Sicherlich kann man auch mit einer
Person den Koitus vollziehen, für die man keine tieferen Gefühle
als körperliche Anziehungskraft hegt, doch ist das Erlebnis in der
Regel intensiver und angenehmer, wenn die Beteiligten sich zumindest
sympathisch finden. Dementsprechend ist in den meisten Fällen, in
denen man "es" außerhalb seiner Partnerschaft tut, eine gewisse
Attraktion zwischen den Handelnden schon vorhanden, die natürlich
durch ausgeschüttete Hormone noch verstärkt wird. Man kann eine
gewisse „Verknalltheit“ nicht leugnen, die entsteht, wobei hier
die zu Beginn des Absatzes gestellte Frage abgewandelt aufgegriffen
werden muss: Ist das denn so schlimm? Wenn man ehrlich zu sich selbst
ist und in sich geht, taucht dieses Gefühl der Schwärmerei und
Verliebtheit doch immer mal wieder auf, auch wenn man seit vielen
Jahren glücklich in einer Beziehung zu einem anderen Menschen ist
und sich die Gefühle für den Partner nicht verringert haben. Man
lernt eine Person kennen, die auf bestimmte Weise die eigenen
Interessen oder Meinungen teilt, man hat einen ähnlichen Humor,
fühlt sich zu dieser Person hingezogen und schon fühlt man sich
wieder wie ein Teenie, der Hals über Kopf verschossen ist. Jetzt
kommt allerdings wieder der Part des Erwachsenen, den vermutlich in
so einer Situation nicht jeder bewältigen kann, man muss diese
Gefühle reflektieren und relativieren können. Ist es das, was ich
will, liebe ich meinen Partner nicht mehr, kann ich nur mit dieser
neuen Person glücklich sein? Oder ist es einfach nur eine
kurzzeitige Schwärmerei, hat sich an den Gefühlen für meinen
Partner nichts geändert, will ich überhaupt nichts ändern an der
aktuellen Situation? Es geht hierbei nicht darum Gefühle zu
unterdrücken, es geht darum Gefühle zu verstehen und mit ihnen
umzugehen. Ich gebe zu, dass es in meiner langjährigen Beziehung
mehrere Male vorkam, dass ich mich, obwohl ich meine Partnerin liebe
und wir wunderbar harmonieren, kurzzeitig in eine andere Person auch
ohne Kopulation verguckt habe und lernen musste mit diesen Gefühlen
umzugehen. Ich weiß, dass es ihr auch ähnlich ergangen ist.

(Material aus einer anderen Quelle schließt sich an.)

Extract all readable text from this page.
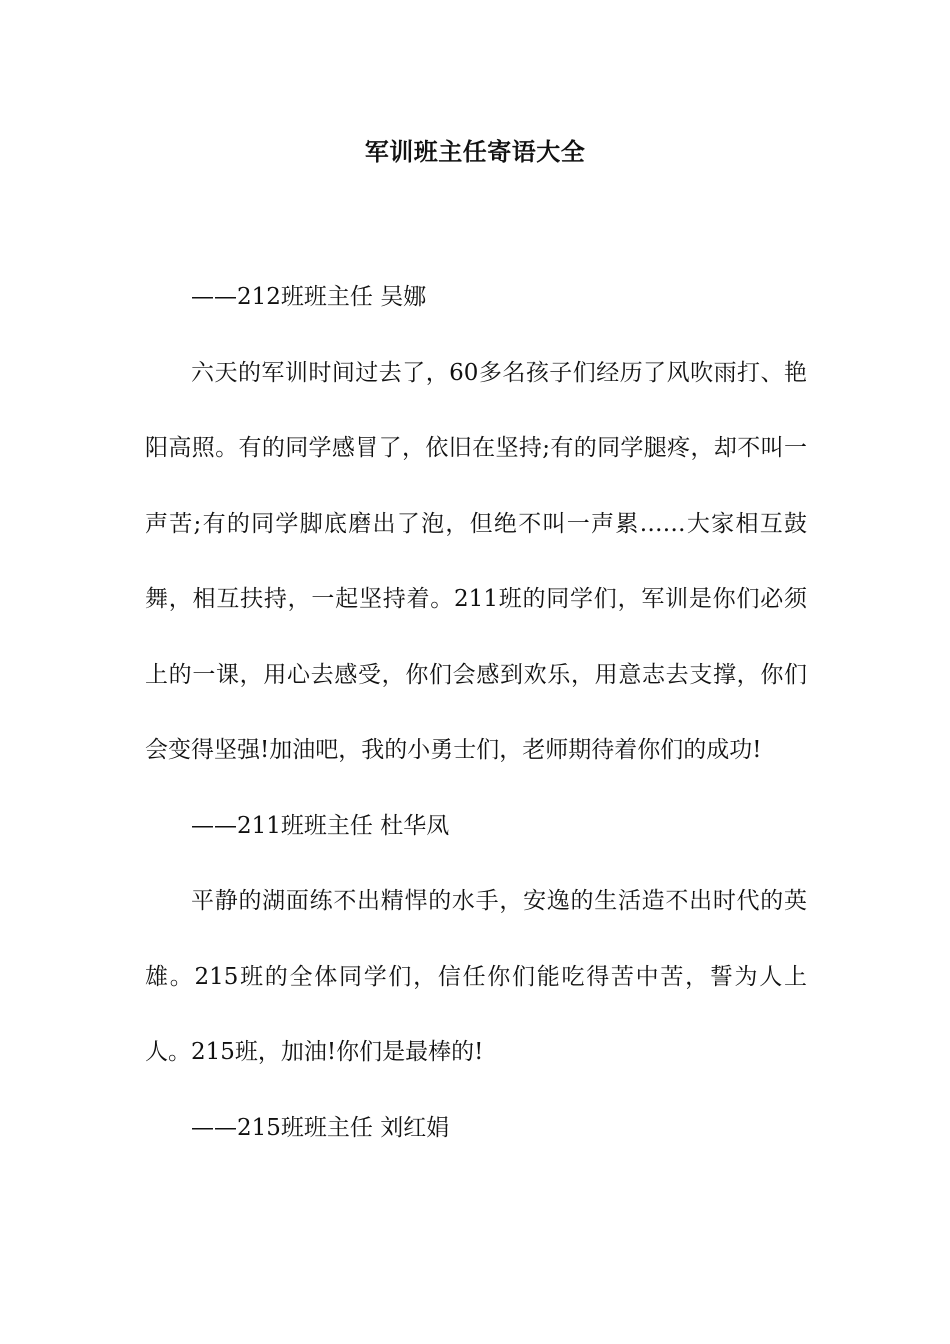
军训班主任寄语大全

——212班班主任 吴娜

六天的军训时间过去了，60多名孩子们经历了风吹雨打、艳阳高照。有的同学感冒了，依旧在坚持;有的同学腿疼，却不叫一声苦;有的同学脚底磨出了泡，但绝不叫一声累……大家相互鼓舞，相互扶持，一起坚持着。211班的同学们，军训是你们必须上的一课，用心去感受，你们会感到欢乐，用意志去支撑，你们会变得坚强!加油吧，我的小勇士们，老师期待着你们的成功!

——211班班主任 杜华凤

平静的湖面练不出精悍的水手，安逸的生活造不出时代的英雄。215班的全体同学们，信任你们能吃得苦中苦，誓为人上人。215班，加油!你们是最棒的!

——215班班主任 刘红娟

Entscheidend ist eben zu wissen, was man will oder es eben
herauszufinden, wenn man unsicher ist.
Beide Punkte haben im Grunde
die gleiche Aussage und geben die gleiche Antwort auf die Frage oben:
Wenn man erwachsen und
vernünftig damit umgeht, stellt das kein Problem dar.
Ein etwas lockerer Umgang
mit der ganzen Thematik wäre wohl oft sinnvoll. Meiner persönlichen
Meinung nach sind Menschen ohnehin nicht für die Monogamie
geschaffen und durchaus auch in der Lage mehr als eine andere Person
wirklich und wahrhaftig zu lieben, wenn sie sich das eingestehen und
es zulassen.
Vermutlich wäre die Welt ein noch
traurigerer Ort, wenn es nicht so wäre.